The Master gives himself up
to whatever the moment brings.
He knows that he is going to die,
and he has nothing left to hold on to:
no illusions in his mind,
no resistances in his body.
He doesn’t think about his actions;
they flow from the core of his being.
He holds nothing back from life;
therefore he is ready for death,
as a man is ready for sleep
after a good day’s work.
(Tao Te Ching, chapter 50, translation by Stephen Mitchell)
Whatever the Moment Brings
Do you want to be happy, truly happy? That is really the whole point of the practice of the Tao we have been talking about. It is how to be content with a simple, and otherwise ordinary, life. For the last two days Lao Tzu has told us what the practice of the Tao entails. Dropping something every day. Until we arrive at non-action. Until we arrive at no mind. And, we can do this!

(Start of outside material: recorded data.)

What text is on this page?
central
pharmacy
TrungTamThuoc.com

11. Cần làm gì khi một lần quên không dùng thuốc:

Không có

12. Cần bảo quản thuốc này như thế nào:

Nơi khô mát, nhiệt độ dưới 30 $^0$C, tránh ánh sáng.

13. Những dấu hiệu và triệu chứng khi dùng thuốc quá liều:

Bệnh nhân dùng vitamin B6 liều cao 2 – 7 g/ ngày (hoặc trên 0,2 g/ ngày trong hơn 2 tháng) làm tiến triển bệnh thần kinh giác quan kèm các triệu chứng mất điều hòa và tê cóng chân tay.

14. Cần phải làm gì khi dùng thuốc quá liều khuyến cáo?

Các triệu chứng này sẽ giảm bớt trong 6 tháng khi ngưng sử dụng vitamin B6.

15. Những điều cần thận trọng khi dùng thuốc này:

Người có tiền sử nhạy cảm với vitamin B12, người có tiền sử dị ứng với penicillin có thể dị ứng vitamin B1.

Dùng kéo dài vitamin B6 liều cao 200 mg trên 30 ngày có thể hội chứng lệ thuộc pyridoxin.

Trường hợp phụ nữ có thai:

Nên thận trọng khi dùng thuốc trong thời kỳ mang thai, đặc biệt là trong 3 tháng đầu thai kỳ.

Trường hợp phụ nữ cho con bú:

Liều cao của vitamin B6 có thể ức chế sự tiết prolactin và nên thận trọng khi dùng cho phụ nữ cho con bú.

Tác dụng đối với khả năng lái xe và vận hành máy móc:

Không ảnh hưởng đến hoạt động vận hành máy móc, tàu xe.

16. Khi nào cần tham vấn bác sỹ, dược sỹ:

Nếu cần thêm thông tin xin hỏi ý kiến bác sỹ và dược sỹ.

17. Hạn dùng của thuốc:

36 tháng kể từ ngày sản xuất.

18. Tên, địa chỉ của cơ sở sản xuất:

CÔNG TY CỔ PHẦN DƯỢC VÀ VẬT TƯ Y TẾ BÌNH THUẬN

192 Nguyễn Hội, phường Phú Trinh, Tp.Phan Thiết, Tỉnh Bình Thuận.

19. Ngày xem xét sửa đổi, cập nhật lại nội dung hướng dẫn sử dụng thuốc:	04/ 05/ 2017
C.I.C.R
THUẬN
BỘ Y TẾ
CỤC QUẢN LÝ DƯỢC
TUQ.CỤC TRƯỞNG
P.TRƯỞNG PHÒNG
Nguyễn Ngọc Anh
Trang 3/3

At least, that is what I tell myself each and every day. I can do this! I can give myself up to whatever the moment brings. I can give up my hopes, my fears, my desires. But, here is the deal. I don’t want to kid myself. I know I am not prepared for death. That is the end, isn’t it? I am going to die. I know this. Yet, I still hold on to illusions. My body still resists.
So, I also remember this is a daily practice. And, over time, practice will make perfect. This I tell myself, too. That I am still holding on to illusions in my mind, and my body is still holding on to resistance, just means I need to continue to practice.
Still, there is an end to this practice. When there are no more illusions in my mind, no resistances in my body. Yes, it does sound like I am going to die.
But, let’s not be confused, here. Lao Tzu isn’t referring to physical death. There is a finality to it, however. Like at the end of a good day’s work, and you are ready for sleep. That I am going to die means no longer thinking about my actions. They just flow from the core of my being. When I am ready for death, I will hold nothing back from life, in this moment. Whatever the moment brings.